On Thursday, while some of those who knew Hawkins called the massacre Wednesday at a busy Omaha mall unexpected, not everyone was surprised.

"He should have gotten help. ... Someone should have listened to him," said Karissa Fox, who said she knew Hawkins through a friend.

Todd Landry, state director of children and family services, said court records do not show precisely why Hawkins was released.
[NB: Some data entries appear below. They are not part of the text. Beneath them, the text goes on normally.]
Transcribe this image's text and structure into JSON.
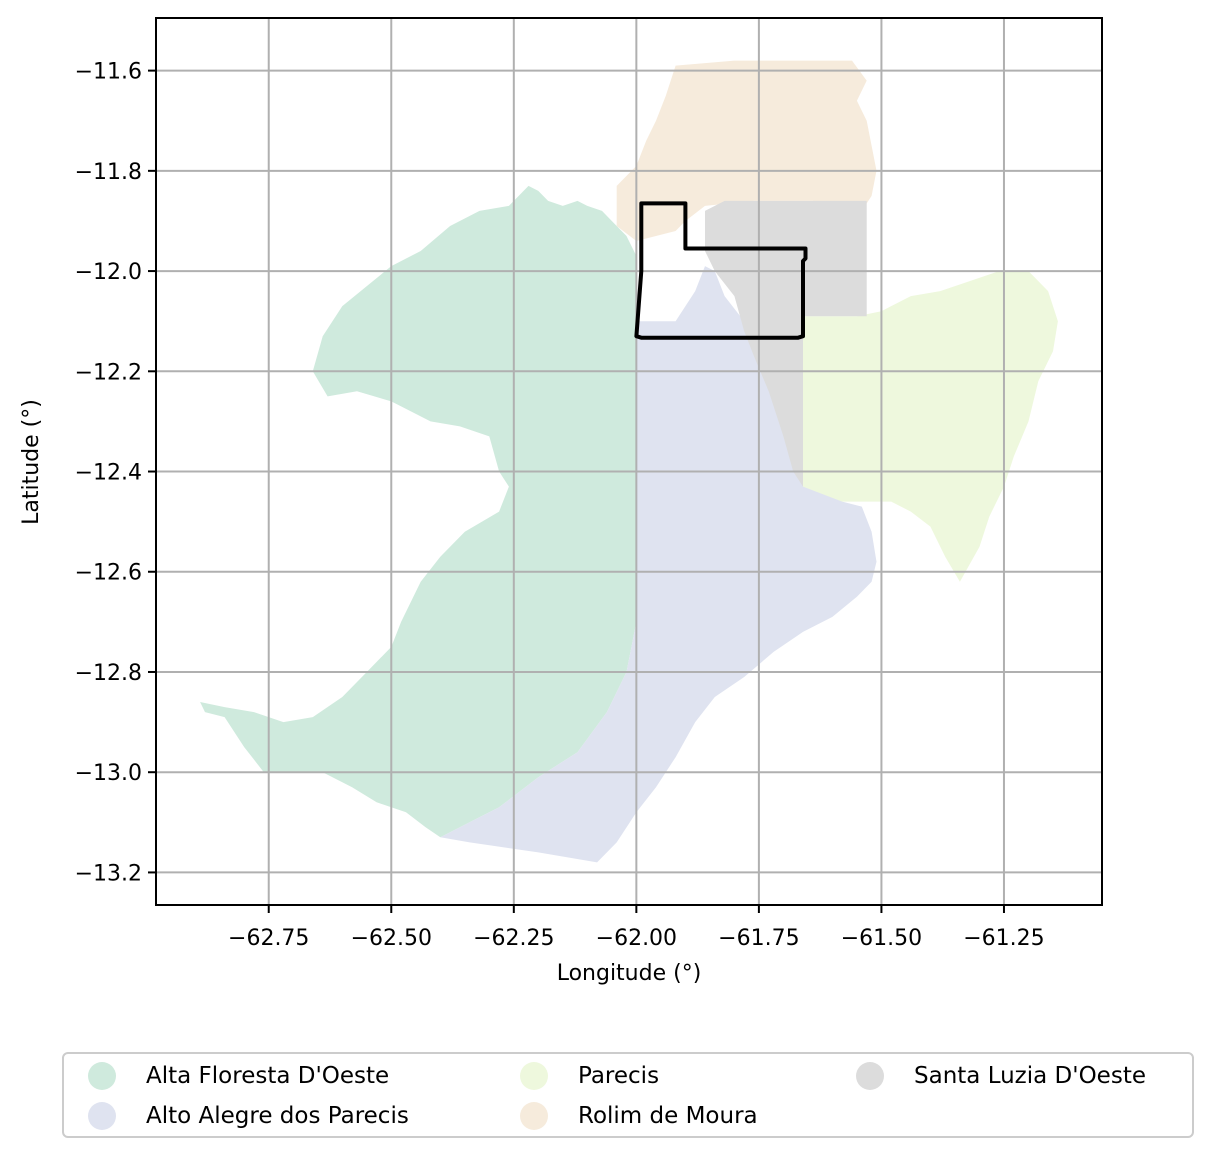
{
  "chart_data": {
    "type": "map",
    "xlabel": "Longitude (°)",
    "ylabel": "Latitude (°)",
    "xlim": [
      -62.98,
      -61.05
    ],
    "ylim": [
      -13.265,
      -11.495
    ],
    "xticks": [
      -62.75,
      -62.5,
      -62.25,
      -62.0,
      -61.75,
      -61.5,
      -61.25
    ],
    "yticks": [
      -11.6,
      -11.8,
      -12.0,
      -12.2,
      -12.4,
      -12.6,
      -12.8,
      -13.0,
      -13.2
    ],
    "xtick_labels": [
      "−62.75",
      "−62.50",
      "−62.25",
      "−62.00",
      "−61.75",
      "−61.50",
      "−61.25"
    ],
    "ytick_labels": [
      "−11.6",
      "−11.8",
      "−12.0",
      "−12.2",
      "−12.4",
      "−12.6",
      "−12.8",
      "−13.0",
      "−13.2"
    ],
    "grid": true,
    "legend_position": "bottom",
    "regions": [
      {
        "name": "Alta Floresta D'Oeste",
        "color": "#cfeadd",
        "polygon": [
          [
            -62.22,
            -11.83
          ],
          [
            -62.2,
            -11.84
          ],
          [
            -62.18,
            -11.86
          ],
          [
            -62.15,
            -11.87
          ],
          [
            -62.12,
            -11.86
          ],
          [
            -62.1,
            -11.87
          ],
          [
            -62.07,
            -11.88
          ],
          [
            -62.05,
            -11.9
          ],
          [
            -62.02,
            -11.93
          ],
          [
            -62.0,
            -11.97
          ],
          [
            -62.0,
            -12.0
          ],
          [
            -62.0,
            -12.1
          ],
          [
            -62.0,
            -12.2
          ],
          [
            -62.0,
            -12.3
          ],
          [
            -62.0,
            -12.4
          ],
          [
            -62.0,
            -12.5
          ],
          [
            -62.0,
            -12.6
          ],
          [
            -62.0,
            -12.7
          ],
          [
            -62.02,
            -12.8
          ],
          [
            -62.06,
            -12.88
          ],
          [
            -62.12,
            -12.96
          ],
          [
            -62.2,
            -13.01
          ],
          [
            -62.28,
            -13.07
          ],
          [
            -62.34,
            -13.1
          ],
          [
            -62.4,
            -13.13
          ],
          [
            -62.43,
            -13.11
          ],
          [
            -62.47,
            -13.08
          ],
          [
            -62.53,
            -13.06
          ],
          [
            -62.58,
            -13.03
          ],
          [
            -62.64,
            -13.0
          ],
          [
            -62.7,
            -13.0
          ],
          [
            -62.76,
            -13.0
          ],
          [
            -62.8,
            -12.95
          ],
          [
            -62.84,
            -12.89
          ],
          [
            -62.88,
            -12.88
          ],
          [
            -62.89,
            -12.86
          ],
          [
            -62.84,
            -12.87
          ],
          [
            -62.78,
            -12.88
          ],
          [
            -62.72,
            -12.9
          ],
          [
            -62.66,
            -12.89
          ],
          [
            -62.6,
            -12.85
          ],
          [
            -62.55,
            -12.8
          ],
          [
            -62.5,
            -12.75
          ],
          [
            -62.48,
            -12.7
          ],
          [
            -62.44,
            -12.62
          ],
          [
            -62.4,
            -12.57
          ],
          [
            -62.35,
            -12.52
          ],
          [
            -62.28,
            -12.48
          ],
          [
            -62.26,
            -12.43
          ],
          [
            -62.28,
            -12.4
          ],
          [
            -62.3,
            -12.33
          ],
          [
            -62.36,
            -12.31
          ],
          [
            -62.42,
            -12.3
          ],
          [
            -62.5,
            -12.26
          ],
          [
            -62.57,
            -12.24
          ],
          [
            -62.63,
            -12.25
          ],
          [
            -62.66,
            -12.2
          ],
          [
            -62.64,
            -12.13
          ],
          [
            -62.6,
            -12.07
          ],
          [
            -62.55,
            -12.03
          ],
          [
            -62.5,
            -11.99
          ],
          [
            -62.44,
            -11.96
          ],
          [
            -62.38,
            -11.91
          ],
          [
            -62.32,
            -11.88
          ],
          [
            -62.26,
            -11.87
          ]
        ]
      },
      {
        "name": "Alto Alegre dos Parecis",
        "color": "#dfe3f0",
        "polygon": [
          [
            -62.0,
            -12.1
          ],
          [
            -61.92,
            -12.1
          ],
          [
            -61.88,
            -12.04
          ],
          [
            -61.86,
            -11.99
          ],
          [
            -61.84,
            -12.0
          ],
          [
            -61.82,
            -12.05
          ],
          [
            -61.78,
            -12.1
          ],
          [
            -61.74,
            -12.18
          ],
          [
            -61.7,
            -12.25
          ],
          [
            -61.68,
            -12.32
          ],
          [
            -61.66,
            -12.37
          ],
          [
            -61.62,
            -12.43
          ],
          [
            -61.58,
            -12.46
          ],
          [
            -61.54,
            -12.47
          ],
          [
            -61.52,
            -12.52
          ],
          [
            -61.51,
            -12.58
          ],
          [
            -61.52,
            -12.62
          ],
          [
            -61.55,
            -12.65
          ],
          [
            -61.6,
            -12.69
          ],
          [
            -61.66,
            -12.72
          ],
          [
            -61.72,
            -12.76
          ],
          [
            -61.78,
            -12.81
          ],
          [
            -61.84,
            -12.85
          ],
          [
            -61.88,
            -12.9
          ],
          [
            -61.92,
            -12.97
          ],
          [
            -61.96,
            -13.03
          ],
          [
            -62.0,
            -13.08
          ],
          [
            -62.04,
            -13.14
          ],
          [
            -62.08,
            -13.18
          ],
          [
            -62.14,
            -13.17
          ],
          [
            -62.2,
            -13.16
          ],
          [
            -62.27,
            -13.15
          ],
          [
            -62.34,
            -13.14
          ],
          [
            -62.4,
            -13.13
          ],
          [
            -62.34,
            -13.1
          ],
          [
            -62.28,
            -13.07
          ],
          [
            -62.2,
            -13.01
          ],
          [
            -62.12,
            -12.96
          ],
          [
            -62.06,
            -12.88
          ],
          [
            -62.02,
            -12.8
          ],
          [
            -62.0,
            -12.7
          ],
          [
            -62.0,
            -12.4
          ]
        ]
      },
      {
        "name": "Parecis",
        "color": "#eef8dd",
        "polygon": [
          [
            -61.66,
            -12.09
          ],
          [
            -61.55,
            -12.09
          ],
          [
            -61.5,
            -12.08
          ],
          [
            -61.44,
            -12.05
          ],
          [
            -61.38,
            -12.04
          ],
          [
            -61.32,
            -12.02
          ],
          [
            -61.26,
            -12.0
          ],
          [
            -61.2,
            -12.0
          ],
          [
            -61.16,
            -12.04
          ],
          [
            -61.14,
            -12.1
          ],
          [
            -61.15,
            -12.16
          ],
          [
            -61.18,
            -12.22
          ],
          [
            -61.2,
            -12.3
          ],
          [
            -61.23,
            -12.37
          ],
          [
            -61.25,
            -12.43
          ],
          [
            -61.28,
            -12.49
          ],
          [
            -61.3,
            -12.55
          ],
          [
            -61.34,
            -12.62
          ],
          [
            -61.37,
            -12.57
          ],
          [
            -61.4,
            -12.51
          ],
          [
            -61.44,
            -12.48
          ],
          [
            -61.48,
            -12.46
          ],
          [
            -61.52,
            -12.46
          ],
          [
            -61.58,
            -12.46
          ],
          [
            -61.66,
            -12.43
          ]
        ]
      },
      {
        "name": "Rolim de Moura",
        "color": "#f6ebdc",
        "polygon": [
          [
            -61.92,
            -11.59
          ],
          [
            -61.8,
            -11.58
          ],
          [
            -61.7,
            -11.58
          ],
          [
            -61.56,
            -11.58
          ],
          [
            -61.53,
            -11.62
          ],
          [
            -61.55,
            -11.66
          ],
          [
            -61.53,
            -11.7
          ],
          [
            -61.52,
            -11.75
          ],
          [
            -61.51,
            -11.8
          ],
          [
            -61.52,
            -11.85
          ],
          [
            -61.54,
            -11.88
          ],
          [
            -61.56,
            -11.9
          ],
          [
            -61.64,
            -11.86
          ],
          [
            -61.76,
            -11.86
          ],
          [
            -61.86,
            -11.87
          ],
          [
            -61.9,
            -11.9
          ],
          [
            -61.92,
            -11.92
          ],
          [
            -61.96,
            -11.93
          ],
          [
            -62.0,
            -11.94
          ],
          [
            -62.04,
            -11.91
          ],
          [
            -62.04,
            -11.83
          ],
          [
            -62.0,
            -11.79
          ],
          [
            -61.98,
            -11.74
          ],
          [
            -61.96,
            -11.7
          ],
          [
            -61.94,
            -11.65
          ]
        ]
      },
      {
        "name": "Santa Luzia D'Oeste",
        "color": "#dcdcdc",
        "polygon": [
          [
            -61.86,
            -11.88
          ],
          [
            -61.82,
            -11.86
          ],
          [
            -61.7,
            -11.86
          ],
          [
            -61.53,
            -11.86
          ],
          [
            -61.53,
            -12.09
          ],
          [
            -61.66,
            -12.09
          ],
          [
            -61.66,
            -12.43
          ],
          [
            -61.68,
            -12.4
          ],
          [
            -61.7,
            -12.33
          ],
          [
            -61.73,
            -12.24
          ],
          [
            -61.76,
            -12.17
          ],
          [
            -61.78,
            -12.12
          ],
          [
            -61.8,
            -12.05
          ],
          [
            -61.84,
            -12.0
          ],
          [
            -61.86,
            -11.96
          ]
        ]
      }
    ],
    "highlight_boundary": {
      "color": "#000000",
      "polygon": [
        [
          -61.99,
          -11.865
        ],
        [
          -61.9,
          -11.865
        ],
        [
          -61.9,
          -11.955
        ],
        [
          -61.655,
          -11.955
        ],
        [
          -61.655,
          -11.975
        ],
        [
          -61.66,
          -11.98
        ],
        [
          -61.66,
          -12.13
        ],
        [
          -61.67,
          -12.133
        ],
        [
          -61.82,
          -12.133
        ],
        [
          -61.99,
          -12.133
        ],
        [
          -62.0,
          -12.13
        ],
        [
          -61.99,
          -12.0
        ]
      ]
    }
  },
  "legend": {
    "entries": [
      {
        "label": "Alta Floresta D'Oeste",
        "color": "#cfeadd"
      },
      {
        "label": "Alto Alegre dos Parecis",
        "color": "#dfe3f0"
      },
      {
        "label": "Parecis",
        "color": "#eef8dd"
      },
      {
        "label": "Rolim de Moura",
        "color": "#f6ebdc"
      },
      {
        "label": "Santa Luzia D'Oeste",
        "color": "#dcdcdc"
      }
    ]
  }
}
But he said if Hawkins should not have been set free, someone would have raised a red flag.

"It is my opinion, it was not a failure of the system to provide appropriate services," Landry said. "If that was an issue, any of the participants in the case would have brought that forward."

After reviewing surveillance tape, a suicide note and Hawkins' last conversations with those close to him, police said they don't know - and may never know - exactly why Hawkins went to the Von Maur store at Westroads Mall and shot more than a dozen people.

But he clearly planned, walking through the store, exiting, then returning a few minutes later with a gun concealed in a balled-up sweatshirt he was carrying, authorities said.

Debora Maruca-Kovac, who with her husband took Hawkins into their home because he had no other place to live, told the Omaha World-Herald that the night before the shooting, Hawkins and her sons showed her a semiautomatic rifle. She said she thought the gun looked too old to work.

Police believe Hawkins was using that AK-47 when he stormed off a third-floor elevator at the store and started shooting.

Police said they have found no connections between the 19-year-old and the six employees and two shoppers he killed.

"The shooting victims were randomly selected," as was the location of the shooting, Omaha police Chief Thomas Warren said.

Acquaintances said that Hawkins was a drug user and that he had a history of depression. In 2005 and 2006, according to court records, he underwent psychiatric evaluations, the reasons for which Landry would not disclose, citing privacy rules.

In May 2002, he was sent to a treatment center in Waynesville, Mo., after threatening his stepmother. Four months later, a Nebraska court decided Hawkins' problems were serious enough that he should be under state supervision and made him a ward of the state. He went through a series of institutions in Nebraska and was released from state custody on Aug. 21, 2006.

Under state law, Landry said, wards are released when all sides - parents, courts, social workers - agree it is time for them to go. Once Hawkins was set free, he was no longer under state supervision, and was not released into anyone's custody.

"When our role is ended, we try to step out," said Chris Peterson, director of the state Department of Health and Human Services.

About an hour before the shootings, Hawkins called Maruca-Kovac and told her he had written a suicide note, Maruca-Kovac said. In the note, Hawkins wrote that he was "sorry for everything" and would not be a burden on his family anymore. More ominously, he wrote: "Now I'll be famous."